Frank Creber, Paradise Grocers

Q: Apart from those interested in art, who will the exhibition be of interest to?

Michael Johnson: As I said above, I have sketched members of the wider public who were intrigued by the idea and how I was ‘doodling’ my way towards it on the train. It would also prove a talking point for students as many of the paintings touch upon their areas of research and study.

Frank Creber: I have experience as a public artist making many murals with communities and Children in Schools and in partnership with Business. This long engagement with public art has led me to believe that art should in some way be a narrative for the community, and I have deliberately steered away from the work becoming self-referential. I think the work could be of interest to anyone who is involved in Community development and Public Art.

Michael Johnson, Englishmen Herding Themselves off a Cliff

About the artists

Michael Johnson took a First in Fine Art at Reading University followed by a Postgraduate Scholarship at Byam Shaw School of Art. He has exhibited widely in solo and group shows. He has been shortlisted for the Ruskin Prize, selected for the Threadneedle Prize, The Marmite Prize, Lynn Painter Stainers Prize, The Derwent Art Prize, Discerning Eye and is a frequent exhibitor at the Royal Academy Summer Exhibition. He has work in the Museum of London and is represented in collections around the world. He has recently been an Artist in Residence at Dumfries House, Scotland.

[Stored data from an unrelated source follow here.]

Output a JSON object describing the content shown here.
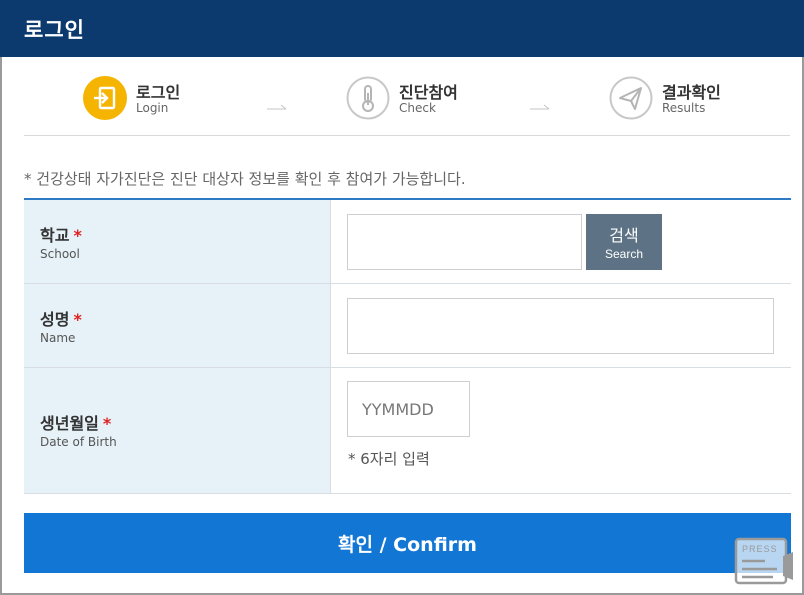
{
  "header": {
    "title": "로그인"
  },
  "steps": [
    {
      "ko": "로그인",
      "en": "Login",
      "icon": "login-icon",
      "active": true
    },
    {
      "ko": "진단참여",
      "en": "Check",
      "icon": "thermometer-icon",
      "active": false
    },
    {
      "ko": "결과확인",
      "en": "Results",
      "icon": "send-icon",
      "active": false
    }
  ],
  "notice": "* 건강상태 자가진단은 진단 대상자 정보를 확인 후 참여가 가능합니다.",
  "form": {
    "school": {
      "label_ko": "학교",
      "label_en": "School",
      "required_mark": "*",
      "value": "",
      "placeholder": ""
    },
    "search": {
      "label_ko": "검색",
      "label_en": "Search"
    },
    "name": {
      "label_ko": "성명",
      "label_en": "Name",
      "required_mark": "*",
      "value": "",
      "placeholder": ""
    },
    "birth": {
      "label_ko": "생년월일",
      "label_en": "Date of Birth",
      "required_mark": "*",
      "value": "",
      "placeholder": "YYMMDD",
      "hint": "* 6자리 입력"
    }
  },
  "confirm_label": "확인 / Confirm",
  "watermark": "PRESS",
  "colors": {
    "header": "#0d3a6e",
    "active_step": "#f4b400",
    "primary": "#1176d4",
    "search_button": "#5d7385",
    "label_bg": "#e6f2f8",
    "required": "#e02020"
  }
}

Working for 35 years at the celebrated ‘Bromley by Bow Centre’ and for many years as Creative Director and Artistic Director of Water City CIC, Frank Creber draws upon his knowledge of the detail of people’s lives and their stories of community engagement. He has spent many years working alongside colleagues to develop programmes and activities that integrate art, health, training, enterprise and the environment, with a track record of enabling local people to develop positive relationships, create a healthy home and achieve a sense of purpose.